I’ve seen people bring up the attempts by Republicans (specifically, the White House) to establish oversight and warnings by Greenspan, all being rejected by Dodd. This seems like a rather bold lie if it is one, so my guess would be that it’s true but…there’s some sort of mitigating factor X: Just as many Republicans supported Mac & Mae or Just as many Democrats challenged Dodd, etc. Might I ask precisely what mitigating factors there are on the Democratic side, in regards to this challenge? Or if it is a bald lie, could you provide some sort of cite to that effect?

Rush Limbaugh thought so too and read Orson Scott Card’s column aloud on his show.

At any rate, please correct me if I am mistaken, but didn’t Greenspan testify just yesterday that he had been somewhat wrong in his insistence on deregulation?

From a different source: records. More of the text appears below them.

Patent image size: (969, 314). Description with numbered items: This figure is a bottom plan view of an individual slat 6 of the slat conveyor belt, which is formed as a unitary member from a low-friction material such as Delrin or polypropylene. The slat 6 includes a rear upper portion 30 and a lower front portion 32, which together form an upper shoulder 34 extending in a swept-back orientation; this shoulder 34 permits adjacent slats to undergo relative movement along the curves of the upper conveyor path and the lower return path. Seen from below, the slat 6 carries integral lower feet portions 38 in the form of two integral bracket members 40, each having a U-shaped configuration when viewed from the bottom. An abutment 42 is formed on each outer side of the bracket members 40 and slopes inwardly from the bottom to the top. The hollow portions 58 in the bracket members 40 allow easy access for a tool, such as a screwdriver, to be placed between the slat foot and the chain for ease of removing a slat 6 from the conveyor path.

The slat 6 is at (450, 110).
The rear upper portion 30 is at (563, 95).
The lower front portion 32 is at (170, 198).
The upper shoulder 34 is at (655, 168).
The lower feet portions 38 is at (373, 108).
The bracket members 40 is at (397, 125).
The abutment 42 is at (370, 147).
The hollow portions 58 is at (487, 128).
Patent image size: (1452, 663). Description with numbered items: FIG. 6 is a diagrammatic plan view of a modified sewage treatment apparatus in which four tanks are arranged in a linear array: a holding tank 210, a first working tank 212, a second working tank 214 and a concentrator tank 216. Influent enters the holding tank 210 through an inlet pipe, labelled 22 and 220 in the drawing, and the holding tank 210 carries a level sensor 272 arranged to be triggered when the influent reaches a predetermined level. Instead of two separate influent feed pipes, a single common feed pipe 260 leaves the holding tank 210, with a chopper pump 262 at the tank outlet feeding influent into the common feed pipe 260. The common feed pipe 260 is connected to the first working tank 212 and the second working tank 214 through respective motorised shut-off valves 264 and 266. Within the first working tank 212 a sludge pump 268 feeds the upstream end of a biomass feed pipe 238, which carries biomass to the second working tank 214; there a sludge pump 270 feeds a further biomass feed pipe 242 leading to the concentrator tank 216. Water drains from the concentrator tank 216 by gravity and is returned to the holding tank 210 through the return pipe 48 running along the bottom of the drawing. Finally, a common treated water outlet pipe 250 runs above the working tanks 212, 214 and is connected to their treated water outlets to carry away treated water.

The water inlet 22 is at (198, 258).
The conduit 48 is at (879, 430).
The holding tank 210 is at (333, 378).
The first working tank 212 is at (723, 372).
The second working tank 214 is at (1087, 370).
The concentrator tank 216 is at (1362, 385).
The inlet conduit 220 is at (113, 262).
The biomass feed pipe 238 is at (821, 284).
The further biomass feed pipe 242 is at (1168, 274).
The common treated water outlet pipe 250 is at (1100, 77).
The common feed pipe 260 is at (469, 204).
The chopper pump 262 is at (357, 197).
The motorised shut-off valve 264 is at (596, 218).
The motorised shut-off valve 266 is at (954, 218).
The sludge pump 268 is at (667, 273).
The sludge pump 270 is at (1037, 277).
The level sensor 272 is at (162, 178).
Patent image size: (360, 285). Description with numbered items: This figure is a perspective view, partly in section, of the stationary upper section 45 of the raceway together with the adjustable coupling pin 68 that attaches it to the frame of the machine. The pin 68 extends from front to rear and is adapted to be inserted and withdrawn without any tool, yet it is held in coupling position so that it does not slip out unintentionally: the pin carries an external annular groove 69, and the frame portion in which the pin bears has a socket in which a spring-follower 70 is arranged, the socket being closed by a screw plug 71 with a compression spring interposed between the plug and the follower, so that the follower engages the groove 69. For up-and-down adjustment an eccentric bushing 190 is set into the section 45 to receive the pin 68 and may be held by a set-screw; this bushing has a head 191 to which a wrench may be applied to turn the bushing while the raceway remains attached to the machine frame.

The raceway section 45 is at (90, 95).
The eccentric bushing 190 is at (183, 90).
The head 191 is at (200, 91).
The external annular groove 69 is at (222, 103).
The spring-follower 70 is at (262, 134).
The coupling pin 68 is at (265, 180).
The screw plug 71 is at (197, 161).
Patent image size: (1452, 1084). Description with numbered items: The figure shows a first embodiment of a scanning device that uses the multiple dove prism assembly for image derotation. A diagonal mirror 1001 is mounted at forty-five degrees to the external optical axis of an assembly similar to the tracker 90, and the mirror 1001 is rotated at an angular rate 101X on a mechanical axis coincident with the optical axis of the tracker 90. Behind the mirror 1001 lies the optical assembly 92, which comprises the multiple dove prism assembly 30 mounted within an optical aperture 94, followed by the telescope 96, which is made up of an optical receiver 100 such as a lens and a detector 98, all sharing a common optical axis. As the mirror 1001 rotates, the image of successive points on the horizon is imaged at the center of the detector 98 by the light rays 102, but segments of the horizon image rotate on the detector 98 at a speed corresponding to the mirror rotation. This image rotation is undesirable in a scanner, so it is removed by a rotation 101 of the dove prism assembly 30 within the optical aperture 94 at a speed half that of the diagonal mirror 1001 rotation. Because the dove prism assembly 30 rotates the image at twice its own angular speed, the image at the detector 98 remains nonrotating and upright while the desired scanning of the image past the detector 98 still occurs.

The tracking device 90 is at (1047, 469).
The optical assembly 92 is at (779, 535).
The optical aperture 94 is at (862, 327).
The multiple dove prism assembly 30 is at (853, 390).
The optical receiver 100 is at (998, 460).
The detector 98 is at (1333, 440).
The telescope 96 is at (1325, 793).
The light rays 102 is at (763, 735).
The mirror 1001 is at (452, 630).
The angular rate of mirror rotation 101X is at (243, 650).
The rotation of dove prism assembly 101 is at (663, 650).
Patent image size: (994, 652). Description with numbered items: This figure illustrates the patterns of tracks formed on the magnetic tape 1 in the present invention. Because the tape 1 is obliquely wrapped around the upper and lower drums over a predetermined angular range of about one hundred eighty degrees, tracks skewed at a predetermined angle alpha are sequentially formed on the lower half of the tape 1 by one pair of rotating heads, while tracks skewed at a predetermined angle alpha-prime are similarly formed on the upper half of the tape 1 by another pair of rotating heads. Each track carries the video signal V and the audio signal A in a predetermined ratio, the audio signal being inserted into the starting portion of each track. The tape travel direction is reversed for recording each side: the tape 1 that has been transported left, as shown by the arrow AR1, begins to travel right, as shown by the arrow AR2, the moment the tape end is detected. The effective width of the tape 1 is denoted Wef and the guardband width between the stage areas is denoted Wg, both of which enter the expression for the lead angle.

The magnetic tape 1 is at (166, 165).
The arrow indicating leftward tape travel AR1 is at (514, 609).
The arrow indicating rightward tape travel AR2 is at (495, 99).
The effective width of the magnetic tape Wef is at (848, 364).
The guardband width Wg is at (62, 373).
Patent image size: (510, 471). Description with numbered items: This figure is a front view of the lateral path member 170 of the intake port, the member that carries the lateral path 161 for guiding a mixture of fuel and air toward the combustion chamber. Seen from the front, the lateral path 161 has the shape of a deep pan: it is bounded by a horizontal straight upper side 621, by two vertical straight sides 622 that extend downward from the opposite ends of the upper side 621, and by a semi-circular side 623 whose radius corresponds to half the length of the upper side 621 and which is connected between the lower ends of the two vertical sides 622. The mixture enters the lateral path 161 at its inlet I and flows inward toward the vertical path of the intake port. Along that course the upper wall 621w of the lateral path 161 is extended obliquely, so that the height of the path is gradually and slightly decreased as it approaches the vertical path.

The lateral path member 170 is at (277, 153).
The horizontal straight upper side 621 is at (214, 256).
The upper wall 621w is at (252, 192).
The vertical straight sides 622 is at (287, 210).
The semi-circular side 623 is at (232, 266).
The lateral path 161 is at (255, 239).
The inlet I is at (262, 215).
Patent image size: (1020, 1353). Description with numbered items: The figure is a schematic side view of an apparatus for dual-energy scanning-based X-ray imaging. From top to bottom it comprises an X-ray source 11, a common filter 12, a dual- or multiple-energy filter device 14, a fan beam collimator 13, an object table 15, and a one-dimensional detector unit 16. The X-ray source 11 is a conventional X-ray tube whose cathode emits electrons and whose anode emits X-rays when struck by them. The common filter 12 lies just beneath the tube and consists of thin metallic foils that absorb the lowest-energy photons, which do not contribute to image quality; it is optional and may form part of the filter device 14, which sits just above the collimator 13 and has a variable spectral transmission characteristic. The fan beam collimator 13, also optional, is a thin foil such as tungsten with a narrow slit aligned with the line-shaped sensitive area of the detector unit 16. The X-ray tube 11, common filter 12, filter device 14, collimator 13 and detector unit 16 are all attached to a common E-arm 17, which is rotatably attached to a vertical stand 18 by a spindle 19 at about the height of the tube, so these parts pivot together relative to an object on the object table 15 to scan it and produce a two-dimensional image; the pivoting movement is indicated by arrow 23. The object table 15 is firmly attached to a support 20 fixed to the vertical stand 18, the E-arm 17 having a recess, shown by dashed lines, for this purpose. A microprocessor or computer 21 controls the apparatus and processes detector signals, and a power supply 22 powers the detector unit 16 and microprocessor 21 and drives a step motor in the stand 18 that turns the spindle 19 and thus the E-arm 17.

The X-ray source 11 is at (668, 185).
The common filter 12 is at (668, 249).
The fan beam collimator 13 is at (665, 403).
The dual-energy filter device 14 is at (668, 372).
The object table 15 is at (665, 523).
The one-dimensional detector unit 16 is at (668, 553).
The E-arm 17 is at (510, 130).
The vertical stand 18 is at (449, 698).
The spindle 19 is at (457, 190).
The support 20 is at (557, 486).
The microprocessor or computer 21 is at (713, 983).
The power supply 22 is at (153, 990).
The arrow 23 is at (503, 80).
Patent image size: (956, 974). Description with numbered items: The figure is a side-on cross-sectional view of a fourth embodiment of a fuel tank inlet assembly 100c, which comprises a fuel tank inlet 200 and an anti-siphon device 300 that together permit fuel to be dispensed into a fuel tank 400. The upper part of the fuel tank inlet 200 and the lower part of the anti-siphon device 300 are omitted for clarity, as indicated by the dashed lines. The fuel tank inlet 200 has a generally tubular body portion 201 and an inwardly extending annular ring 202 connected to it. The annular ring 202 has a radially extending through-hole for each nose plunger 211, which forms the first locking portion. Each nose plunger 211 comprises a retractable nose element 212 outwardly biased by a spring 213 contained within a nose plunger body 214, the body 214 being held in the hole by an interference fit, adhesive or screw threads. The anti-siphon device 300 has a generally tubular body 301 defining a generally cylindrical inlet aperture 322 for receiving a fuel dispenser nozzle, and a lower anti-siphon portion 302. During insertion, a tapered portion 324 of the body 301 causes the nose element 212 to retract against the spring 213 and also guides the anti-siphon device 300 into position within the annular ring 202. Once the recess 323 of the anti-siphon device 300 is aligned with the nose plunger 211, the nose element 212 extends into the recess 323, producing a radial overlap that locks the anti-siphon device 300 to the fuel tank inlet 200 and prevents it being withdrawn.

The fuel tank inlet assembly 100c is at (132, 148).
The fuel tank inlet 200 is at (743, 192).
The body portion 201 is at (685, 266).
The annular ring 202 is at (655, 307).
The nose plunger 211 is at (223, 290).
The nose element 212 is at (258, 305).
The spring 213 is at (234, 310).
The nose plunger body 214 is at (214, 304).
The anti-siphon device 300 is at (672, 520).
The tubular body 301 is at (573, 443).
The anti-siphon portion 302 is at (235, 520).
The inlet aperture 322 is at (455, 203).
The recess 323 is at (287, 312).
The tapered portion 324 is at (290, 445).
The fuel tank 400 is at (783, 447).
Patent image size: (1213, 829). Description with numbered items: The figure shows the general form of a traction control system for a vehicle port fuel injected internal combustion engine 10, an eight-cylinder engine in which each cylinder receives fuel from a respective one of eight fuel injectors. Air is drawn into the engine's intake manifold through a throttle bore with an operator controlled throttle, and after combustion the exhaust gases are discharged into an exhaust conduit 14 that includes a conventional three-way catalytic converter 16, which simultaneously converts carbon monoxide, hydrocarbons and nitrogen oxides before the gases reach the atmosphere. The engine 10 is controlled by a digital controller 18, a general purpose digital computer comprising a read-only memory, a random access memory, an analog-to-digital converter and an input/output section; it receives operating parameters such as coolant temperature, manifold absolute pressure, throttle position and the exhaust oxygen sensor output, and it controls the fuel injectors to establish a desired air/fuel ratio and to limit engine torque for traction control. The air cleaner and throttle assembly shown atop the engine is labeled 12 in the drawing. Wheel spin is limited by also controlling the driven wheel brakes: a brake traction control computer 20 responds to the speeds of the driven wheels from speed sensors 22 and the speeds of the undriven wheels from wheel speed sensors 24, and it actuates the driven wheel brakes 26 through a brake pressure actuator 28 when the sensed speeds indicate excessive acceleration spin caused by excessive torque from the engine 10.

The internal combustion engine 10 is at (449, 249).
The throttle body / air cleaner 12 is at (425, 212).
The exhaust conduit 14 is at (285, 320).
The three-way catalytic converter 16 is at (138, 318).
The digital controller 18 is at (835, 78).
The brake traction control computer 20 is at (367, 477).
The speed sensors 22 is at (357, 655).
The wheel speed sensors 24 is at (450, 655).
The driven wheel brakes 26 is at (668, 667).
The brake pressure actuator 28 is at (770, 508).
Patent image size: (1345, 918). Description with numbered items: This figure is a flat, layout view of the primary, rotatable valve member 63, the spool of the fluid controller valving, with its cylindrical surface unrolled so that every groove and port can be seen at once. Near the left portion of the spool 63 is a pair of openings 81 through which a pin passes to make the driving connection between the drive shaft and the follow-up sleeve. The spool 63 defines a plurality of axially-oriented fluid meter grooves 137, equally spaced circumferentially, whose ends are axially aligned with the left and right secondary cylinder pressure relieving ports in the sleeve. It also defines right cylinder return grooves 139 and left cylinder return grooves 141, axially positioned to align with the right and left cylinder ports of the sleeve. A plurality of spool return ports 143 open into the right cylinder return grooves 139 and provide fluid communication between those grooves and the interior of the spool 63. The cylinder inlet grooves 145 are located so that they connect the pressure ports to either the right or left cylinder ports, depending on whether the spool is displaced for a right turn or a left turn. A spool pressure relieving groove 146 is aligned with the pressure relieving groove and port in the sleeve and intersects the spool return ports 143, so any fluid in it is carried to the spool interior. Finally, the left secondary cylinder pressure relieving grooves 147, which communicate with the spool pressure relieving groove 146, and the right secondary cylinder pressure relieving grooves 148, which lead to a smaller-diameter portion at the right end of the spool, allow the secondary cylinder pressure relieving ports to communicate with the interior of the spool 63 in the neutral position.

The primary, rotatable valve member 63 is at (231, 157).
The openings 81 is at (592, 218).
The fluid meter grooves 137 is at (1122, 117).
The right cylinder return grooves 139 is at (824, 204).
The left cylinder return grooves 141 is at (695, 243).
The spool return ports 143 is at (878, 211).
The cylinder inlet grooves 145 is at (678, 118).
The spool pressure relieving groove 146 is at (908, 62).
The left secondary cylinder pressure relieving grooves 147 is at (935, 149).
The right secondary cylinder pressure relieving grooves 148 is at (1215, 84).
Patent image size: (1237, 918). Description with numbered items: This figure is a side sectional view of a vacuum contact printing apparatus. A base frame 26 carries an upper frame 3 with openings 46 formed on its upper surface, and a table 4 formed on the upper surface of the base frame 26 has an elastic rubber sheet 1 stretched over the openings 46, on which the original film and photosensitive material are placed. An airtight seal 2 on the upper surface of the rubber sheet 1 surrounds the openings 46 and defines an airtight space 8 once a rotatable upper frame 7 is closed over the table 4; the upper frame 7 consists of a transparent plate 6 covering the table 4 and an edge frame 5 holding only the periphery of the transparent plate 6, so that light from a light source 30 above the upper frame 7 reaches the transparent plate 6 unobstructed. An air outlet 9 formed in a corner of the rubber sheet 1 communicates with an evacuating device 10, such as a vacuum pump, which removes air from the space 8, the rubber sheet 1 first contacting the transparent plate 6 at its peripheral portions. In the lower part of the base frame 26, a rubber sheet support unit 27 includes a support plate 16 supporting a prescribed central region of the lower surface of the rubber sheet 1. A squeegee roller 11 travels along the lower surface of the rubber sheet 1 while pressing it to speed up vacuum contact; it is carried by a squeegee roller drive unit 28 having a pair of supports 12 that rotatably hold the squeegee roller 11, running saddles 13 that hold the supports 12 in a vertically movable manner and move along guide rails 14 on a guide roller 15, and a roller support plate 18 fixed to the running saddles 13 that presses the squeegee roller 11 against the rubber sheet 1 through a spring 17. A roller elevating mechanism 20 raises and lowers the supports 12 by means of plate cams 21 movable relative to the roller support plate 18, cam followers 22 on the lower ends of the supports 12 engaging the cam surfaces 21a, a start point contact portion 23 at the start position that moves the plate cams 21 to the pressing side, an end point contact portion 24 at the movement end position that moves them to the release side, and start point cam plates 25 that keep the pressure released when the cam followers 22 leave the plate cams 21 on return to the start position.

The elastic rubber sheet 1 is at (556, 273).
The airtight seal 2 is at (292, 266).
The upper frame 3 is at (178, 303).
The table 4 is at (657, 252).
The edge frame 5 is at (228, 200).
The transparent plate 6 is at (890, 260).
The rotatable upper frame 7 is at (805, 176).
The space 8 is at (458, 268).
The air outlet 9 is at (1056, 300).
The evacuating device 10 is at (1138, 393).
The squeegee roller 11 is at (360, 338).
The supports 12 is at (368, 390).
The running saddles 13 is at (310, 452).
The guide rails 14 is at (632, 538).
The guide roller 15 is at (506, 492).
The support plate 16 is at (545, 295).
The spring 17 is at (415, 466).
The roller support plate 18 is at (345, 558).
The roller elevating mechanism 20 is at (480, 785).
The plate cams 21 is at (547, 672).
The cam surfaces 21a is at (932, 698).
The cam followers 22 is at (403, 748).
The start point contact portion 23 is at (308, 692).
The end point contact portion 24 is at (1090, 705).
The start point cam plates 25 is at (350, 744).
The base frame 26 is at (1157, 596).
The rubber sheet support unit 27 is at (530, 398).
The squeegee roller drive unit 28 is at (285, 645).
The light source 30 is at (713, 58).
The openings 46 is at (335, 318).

I ain’t a player, I just invest a lot!

Thank you, tomndebb for the in detail response. I kinda figured that this was pretty much BS, but I wanted to see if we could probe a little deeper. I realize it’s a complex issue, but I was curious as to the complicity of our elected officials in this whole mess.

SageRat’s post addresses this, I’d like to see if anyone is familiar with the situation re: Dodd and his supposed reluctance to “acknowledge anything was wrong until the bitter end”.

This article by Daniel Gross seems apt:

The original lofty stated goal was to get more of the working poor into homes. These people were not inherently bad risks* but with virtually all income going to rent, food, transportation, and health care; it was near impossible to save a down payment.

By relaxing the down payment requirement; total outlays for P,I,&T was often less than rent and the people could maintain CONVENTIONAL mortgage payments.

As noted in Tomdebb (sp), the loopholes were exploited in fashions not originally envisioned. Exotic packages with no principle, balloon payments, adjustable rates, and the like were marketed along with outsized homes to ever more risky clients. Contributions to legislators from vested interests and perhaps snark//tips on hot hedge funds//snark helped calm the legislative waters. The stock market running up (see dot com boom) based on all the HOT paper being passed ensured cautious voices were not herd over the stampede.

*During early years of the relaxed programs, loan default rates were unremarkable. Evidence from micro-loan programs in third world countries also indicates working poor are statistically not worse than existing customers.